Foods like chips, cookies, frozen meals and sodas contribute to cognitive decline, according to a new study with data from more than 72,000 individuals.
Compared to whole food dieters, those who consume high amounts of ultra-processed dishes appear more likely to develop dementia. And for every 10% increase in junk food consumption, researchers saw a 25% spike in the likelihood of being diagnosed with the neurodegenerative disease.
The cause for this correlation is not yet clear, but scientists for the American Academy of Neurology have said that previous studies support the connection between what we put in our bodies and how it affects the mind.
Ultra-processed foods are defined by their high percentages of sugar, fat and salt, as well as a dearth of protein and fiber.
And they can be misleading, researchers point out, as even seemingly healthful foods — such as prepackaged (not homemade) guacamole or low-calorie frozen meals — are often laden with dubious ingredients, additives and preservatives.
“Ultra-processed foods are meant to be convenient and tasty, but they diminish the quality of a person’s diet,” said study author Huiping Li, PhD, of China’s Tianjin Medical University, in a statement. “These foods may also contain food additives or molecules from packaging or produced during heating, all of which have been shown in other studies to have negative effects on thinking and memory skills.”

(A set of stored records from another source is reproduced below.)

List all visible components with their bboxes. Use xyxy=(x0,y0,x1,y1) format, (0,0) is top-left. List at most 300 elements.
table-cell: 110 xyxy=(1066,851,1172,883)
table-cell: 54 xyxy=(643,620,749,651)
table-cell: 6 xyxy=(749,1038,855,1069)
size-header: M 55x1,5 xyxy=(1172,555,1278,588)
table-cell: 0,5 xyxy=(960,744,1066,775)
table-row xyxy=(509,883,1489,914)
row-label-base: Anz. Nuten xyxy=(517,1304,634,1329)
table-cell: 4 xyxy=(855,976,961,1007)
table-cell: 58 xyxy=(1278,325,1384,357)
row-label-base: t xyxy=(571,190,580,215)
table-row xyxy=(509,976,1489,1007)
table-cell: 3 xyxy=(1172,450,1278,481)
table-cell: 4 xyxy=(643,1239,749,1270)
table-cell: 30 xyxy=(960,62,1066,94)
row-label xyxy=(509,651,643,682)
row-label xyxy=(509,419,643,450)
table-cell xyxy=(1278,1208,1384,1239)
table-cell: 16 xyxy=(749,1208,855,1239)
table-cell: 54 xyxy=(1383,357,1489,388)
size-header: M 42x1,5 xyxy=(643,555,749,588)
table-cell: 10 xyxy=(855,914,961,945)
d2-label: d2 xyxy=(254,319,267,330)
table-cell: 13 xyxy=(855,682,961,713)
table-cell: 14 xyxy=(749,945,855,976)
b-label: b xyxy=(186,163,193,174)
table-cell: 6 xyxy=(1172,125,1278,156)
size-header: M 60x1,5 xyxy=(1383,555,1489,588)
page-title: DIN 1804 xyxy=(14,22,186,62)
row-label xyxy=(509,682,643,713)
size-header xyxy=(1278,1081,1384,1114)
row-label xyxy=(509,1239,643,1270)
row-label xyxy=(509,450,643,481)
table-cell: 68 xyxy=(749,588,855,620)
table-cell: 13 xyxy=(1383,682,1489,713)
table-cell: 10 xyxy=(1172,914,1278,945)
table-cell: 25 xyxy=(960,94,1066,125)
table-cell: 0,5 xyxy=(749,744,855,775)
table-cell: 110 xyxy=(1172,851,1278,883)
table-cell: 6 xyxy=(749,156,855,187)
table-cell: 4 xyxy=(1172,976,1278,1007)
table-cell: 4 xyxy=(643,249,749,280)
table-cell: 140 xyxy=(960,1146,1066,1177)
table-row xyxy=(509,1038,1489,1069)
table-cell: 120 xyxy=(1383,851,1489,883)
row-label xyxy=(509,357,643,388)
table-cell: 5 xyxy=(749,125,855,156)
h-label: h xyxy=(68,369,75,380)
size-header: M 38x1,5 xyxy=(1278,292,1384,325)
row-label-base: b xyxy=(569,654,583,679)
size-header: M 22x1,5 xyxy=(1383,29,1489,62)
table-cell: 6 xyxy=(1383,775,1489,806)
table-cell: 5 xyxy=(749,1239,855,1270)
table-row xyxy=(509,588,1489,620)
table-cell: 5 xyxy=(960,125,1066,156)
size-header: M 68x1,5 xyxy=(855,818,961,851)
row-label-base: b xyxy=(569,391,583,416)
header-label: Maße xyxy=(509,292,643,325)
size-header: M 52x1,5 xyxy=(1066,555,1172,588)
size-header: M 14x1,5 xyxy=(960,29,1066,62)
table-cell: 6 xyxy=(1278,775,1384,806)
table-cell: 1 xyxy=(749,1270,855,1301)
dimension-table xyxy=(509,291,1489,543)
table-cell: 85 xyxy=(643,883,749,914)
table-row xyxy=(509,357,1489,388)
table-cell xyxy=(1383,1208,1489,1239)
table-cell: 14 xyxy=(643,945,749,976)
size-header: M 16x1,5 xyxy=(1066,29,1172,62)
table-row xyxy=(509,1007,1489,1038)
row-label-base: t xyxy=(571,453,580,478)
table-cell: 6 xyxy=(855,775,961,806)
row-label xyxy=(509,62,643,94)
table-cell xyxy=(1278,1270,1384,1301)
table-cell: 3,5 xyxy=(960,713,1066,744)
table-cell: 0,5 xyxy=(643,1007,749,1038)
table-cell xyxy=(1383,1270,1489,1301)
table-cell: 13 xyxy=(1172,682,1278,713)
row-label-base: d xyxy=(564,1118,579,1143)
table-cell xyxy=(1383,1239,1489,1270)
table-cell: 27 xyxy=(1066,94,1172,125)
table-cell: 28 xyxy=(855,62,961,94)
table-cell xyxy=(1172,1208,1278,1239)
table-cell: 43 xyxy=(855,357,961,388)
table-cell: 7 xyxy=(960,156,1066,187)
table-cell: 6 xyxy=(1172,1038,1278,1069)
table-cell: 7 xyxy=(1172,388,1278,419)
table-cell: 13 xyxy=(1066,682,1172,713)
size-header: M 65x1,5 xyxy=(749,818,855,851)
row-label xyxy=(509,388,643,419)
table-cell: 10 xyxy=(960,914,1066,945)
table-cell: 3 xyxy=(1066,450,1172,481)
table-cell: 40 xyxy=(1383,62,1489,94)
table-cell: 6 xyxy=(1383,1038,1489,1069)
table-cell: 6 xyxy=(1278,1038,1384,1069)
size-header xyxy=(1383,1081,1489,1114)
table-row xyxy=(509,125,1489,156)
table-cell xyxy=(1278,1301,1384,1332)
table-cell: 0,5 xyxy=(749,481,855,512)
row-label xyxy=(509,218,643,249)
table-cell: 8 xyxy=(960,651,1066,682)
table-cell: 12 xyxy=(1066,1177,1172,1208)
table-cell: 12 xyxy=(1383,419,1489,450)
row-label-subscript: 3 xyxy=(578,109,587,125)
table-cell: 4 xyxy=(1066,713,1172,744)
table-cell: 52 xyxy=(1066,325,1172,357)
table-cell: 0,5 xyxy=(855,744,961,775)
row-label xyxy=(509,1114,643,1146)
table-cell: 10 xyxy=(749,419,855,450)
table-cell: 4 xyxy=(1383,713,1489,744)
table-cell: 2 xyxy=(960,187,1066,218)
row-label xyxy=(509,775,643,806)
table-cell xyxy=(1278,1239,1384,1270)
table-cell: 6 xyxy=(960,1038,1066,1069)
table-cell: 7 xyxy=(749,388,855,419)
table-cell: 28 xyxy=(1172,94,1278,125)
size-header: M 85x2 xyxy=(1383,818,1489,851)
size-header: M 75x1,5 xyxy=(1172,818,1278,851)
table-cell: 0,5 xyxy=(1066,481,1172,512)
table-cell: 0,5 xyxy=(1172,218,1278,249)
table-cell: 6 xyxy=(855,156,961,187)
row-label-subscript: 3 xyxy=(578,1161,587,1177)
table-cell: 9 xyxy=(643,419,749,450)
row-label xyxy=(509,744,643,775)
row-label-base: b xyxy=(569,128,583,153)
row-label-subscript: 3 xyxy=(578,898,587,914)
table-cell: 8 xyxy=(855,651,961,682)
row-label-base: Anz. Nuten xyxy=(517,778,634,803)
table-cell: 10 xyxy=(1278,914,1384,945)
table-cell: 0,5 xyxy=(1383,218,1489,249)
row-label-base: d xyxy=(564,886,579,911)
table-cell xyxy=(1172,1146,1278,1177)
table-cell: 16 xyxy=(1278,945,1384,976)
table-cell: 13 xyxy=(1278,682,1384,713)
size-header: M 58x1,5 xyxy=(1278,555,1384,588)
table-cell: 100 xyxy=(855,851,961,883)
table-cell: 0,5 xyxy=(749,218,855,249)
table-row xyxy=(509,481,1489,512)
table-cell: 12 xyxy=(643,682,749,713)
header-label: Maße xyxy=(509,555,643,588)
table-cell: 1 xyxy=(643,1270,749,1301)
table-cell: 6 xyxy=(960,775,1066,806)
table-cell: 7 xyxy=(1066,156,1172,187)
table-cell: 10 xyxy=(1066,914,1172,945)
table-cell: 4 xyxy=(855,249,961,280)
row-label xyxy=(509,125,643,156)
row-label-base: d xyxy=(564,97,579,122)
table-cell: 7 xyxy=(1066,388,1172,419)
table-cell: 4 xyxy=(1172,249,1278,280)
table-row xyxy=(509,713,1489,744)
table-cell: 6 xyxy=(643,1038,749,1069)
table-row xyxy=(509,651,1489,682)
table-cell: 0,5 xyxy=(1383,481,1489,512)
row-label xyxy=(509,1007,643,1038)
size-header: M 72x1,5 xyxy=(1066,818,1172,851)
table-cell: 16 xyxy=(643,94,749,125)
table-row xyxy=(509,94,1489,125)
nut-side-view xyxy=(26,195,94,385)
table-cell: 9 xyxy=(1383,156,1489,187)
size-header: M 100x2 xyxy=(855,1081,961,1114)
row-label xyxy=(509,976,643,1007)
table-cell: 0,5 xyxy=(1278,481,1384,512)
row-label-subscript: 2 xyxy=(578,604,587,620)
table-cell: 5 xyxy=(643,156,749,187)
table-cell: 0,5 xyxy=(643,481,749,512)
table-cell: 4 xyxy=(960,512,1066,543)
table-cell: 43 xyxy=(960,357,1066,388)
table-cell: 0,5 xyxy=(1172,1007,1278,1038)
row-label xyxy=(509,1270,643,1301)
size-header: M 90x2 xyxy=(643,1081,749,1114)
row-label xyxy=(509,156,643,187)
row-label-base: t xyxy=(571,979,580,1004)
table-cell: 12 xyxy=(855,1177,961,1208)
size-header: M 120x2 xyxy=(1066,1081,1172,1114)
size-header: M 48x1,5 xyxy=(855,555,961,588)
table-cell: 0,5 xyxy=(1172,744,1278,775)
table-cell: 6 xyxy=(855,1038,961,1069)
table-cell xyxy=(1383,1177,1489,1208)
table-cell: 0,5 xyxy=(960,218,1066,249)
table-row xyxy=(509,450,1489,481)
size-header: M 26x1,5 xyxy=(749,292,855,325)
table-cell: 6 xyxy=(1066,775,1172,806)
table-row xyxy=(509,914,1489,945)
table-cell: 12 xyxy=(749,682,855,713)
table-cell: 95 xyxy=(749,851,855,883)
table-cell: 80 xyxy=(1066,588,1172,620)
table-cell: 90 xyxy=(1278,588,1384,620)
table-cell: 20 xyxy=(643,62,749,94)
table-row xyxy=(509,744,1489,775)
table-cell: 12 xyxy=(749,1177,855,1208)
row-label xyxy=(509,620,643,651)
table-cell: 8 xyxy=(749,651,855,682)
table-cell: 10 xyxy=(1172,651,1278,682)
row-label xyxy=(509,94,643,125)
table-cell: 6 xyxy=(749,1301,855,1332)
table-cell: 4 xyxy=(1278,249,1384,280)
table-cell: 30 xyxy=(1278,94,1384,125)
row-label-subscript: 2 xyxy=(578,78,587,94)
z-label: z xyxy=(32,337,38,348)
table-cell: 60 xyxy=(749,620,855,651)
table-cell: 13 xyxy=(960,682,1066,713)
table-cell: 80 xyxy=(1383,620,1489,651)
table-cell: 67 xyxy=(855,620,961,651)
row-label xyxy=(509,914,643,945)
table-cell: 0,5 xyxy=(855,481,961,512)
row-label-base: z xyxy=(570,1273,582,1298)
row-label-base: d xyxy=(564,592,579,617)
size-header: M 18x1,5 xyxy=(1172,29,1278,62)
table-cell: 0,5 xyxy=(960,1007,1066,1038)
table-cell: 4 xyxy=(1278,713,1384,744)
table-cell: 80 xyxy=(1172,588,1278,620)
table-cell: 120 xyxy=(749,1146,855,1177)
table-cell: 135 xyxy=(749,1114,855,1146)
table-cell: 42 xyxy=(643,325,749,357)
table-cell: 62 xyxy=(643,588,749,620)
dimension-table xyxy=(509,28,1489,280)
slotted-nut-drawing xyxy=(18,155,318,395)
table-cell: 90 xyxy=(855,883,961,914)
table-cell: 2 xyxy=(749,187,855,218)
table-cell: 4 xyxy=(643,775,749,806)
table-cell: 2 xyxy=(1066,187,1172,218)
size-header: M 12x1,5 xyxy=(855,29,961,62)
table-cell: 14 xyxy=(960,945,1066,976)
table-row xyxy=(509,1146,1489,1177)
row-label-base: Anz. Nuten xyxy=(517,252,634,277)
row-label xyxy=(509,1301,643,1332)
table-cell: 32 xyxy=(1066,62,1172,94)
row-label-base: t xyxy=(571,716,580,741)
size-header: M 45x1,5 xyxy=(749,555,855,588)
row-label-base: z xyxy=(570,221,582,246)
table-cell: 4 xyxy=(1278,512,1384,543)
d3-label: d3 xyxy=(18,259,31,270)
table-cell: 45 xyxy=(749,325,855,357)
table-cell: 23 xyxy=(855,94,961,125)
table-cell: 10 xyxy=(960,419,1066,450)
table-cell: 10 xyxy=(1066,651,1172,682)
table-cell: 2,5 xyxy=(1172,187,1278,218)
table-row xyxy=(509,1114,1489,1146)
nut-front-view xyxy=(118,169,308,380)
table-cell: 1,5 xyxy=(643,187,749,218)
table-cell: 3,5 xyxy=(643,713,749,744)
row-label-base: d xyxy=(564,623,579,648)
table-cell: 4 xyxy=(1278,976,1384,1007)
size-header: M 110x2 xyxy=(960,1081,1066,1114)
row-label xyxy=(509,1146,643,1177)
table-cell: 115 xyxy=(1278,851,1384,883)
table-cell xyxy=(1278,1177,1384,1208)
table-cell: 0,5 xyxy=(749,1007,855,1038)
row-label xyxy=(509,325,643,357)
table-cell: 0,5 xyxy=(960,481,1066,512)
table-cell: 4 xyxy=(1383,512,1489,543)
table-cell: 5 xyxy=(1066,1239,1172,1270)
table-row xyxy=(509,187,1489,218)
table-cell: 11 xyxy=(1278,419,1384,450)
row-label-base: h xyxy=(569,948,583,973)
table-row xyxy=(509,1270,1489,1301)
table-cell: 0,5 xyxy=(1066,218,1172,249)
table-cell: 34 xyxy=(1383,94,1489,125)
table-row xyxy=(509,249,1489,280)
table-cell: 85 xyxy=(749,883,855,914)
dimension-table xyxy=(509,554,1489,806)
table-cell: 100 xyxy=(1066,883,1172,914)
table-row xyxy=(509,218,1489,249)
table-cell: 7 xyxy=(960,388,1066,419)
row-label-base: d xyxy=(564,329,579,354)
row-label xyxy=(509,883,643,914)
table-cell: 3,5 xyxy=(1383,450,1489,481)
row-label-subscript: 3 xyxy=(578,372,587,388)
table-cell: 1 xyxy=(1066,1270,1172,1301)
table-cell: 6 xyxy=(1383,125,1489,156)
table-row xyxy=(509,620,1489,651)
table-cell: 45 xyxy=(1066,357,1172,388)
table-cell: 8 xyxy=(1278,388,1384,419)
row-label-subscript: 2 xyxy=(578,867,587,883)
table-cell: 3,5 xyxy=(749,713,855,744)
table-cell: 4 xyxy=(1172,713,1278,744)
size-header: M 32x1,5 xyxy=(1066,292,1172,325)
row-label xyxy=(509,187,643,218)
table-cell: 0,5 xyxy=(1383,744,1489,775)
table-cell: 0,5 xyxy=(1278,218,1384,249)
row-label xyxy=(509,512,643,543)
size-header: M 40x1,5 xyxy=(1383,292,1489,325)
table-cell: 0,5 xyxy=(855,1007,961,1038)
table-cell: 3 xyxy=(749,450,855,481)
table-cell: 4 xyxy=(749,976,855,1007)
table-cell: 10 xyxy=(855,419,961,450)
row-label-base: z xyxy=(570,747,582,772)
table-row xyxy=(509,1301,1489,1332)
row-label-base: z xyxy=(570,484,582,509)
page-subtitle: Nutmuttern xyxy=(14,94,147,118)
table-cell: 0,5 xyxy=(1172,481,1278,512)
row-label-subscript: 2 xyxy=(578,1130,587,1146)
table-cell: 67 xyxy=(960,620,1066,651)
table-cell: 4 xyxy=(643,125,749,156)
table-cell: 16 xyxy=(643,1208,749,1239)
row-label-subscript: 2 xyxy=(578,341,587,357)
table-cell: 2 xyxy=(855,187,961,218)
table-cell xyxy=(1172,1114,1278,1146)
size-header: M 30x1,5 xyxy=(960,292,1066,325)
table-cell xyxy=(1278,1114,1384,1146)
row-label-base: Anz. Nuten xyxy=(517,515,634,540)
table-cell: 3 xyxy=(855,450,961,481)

“Our research not only found that ultra-processed foods are associated with an increased risk of dementia, it found replacing them with healthy options may decrease dementia risk,” Li added.
Researchers pulled from the UK Biobank, a medical database of some half a million UK residents, for their analysis, and identified 72,083 viable participants aged 55 and older with no prior history of dementia. The cohort was then divided into four groups, on a scale lowest to highest based on the percentage of ultra-processed foods they ate each day.
Ultra-processed foods accounted for 9% of the average daily diet of those on the lowest tier of junk food intake. On the other end of the spectrum, ultra-processed foods made up about 28% of what people ate everyday.
By the end of the UK Biobank survey, which followed participants for an average of 10 years, 518 of those included in the current report had developed dementia — 150 of whom were included in the group with the highest junk food intake.
After accounting for dementia’s high risk factors, such as age, gender and family medical history, researchers found a 25% higher risk of dementia for every 10% jump in ultra-processed foods consumption. Conversely, those who reduced their junk food intake by 10% benefited from a 19% lower risk of developing dementia.
The most common junk food among all participants was sugary drinks, followed by sweets and ultra-processed dairy, such as American cheese.
Small substitutions in diet can translate into big health gains, Li noted — though the habit can be difficult to kick as researchers have previously speculated about the addictive qualities in junk food.
“Our results also show increasing unprocessed or minimally processed foods by only 50 grams a day, which is equivalent to half an apple, a serving of corn, or a bowl of bran cereal, and simultaneously decreasing ultra-processed foods by 50 grams a day, equivalent to a chocolate bar or a serving of fish sticks, is associated with 3% decreased risk of dementia,” said Li. “It’s encouraging to know that small and manageable changes in diet may make a difference in a person’s risk of dementia.”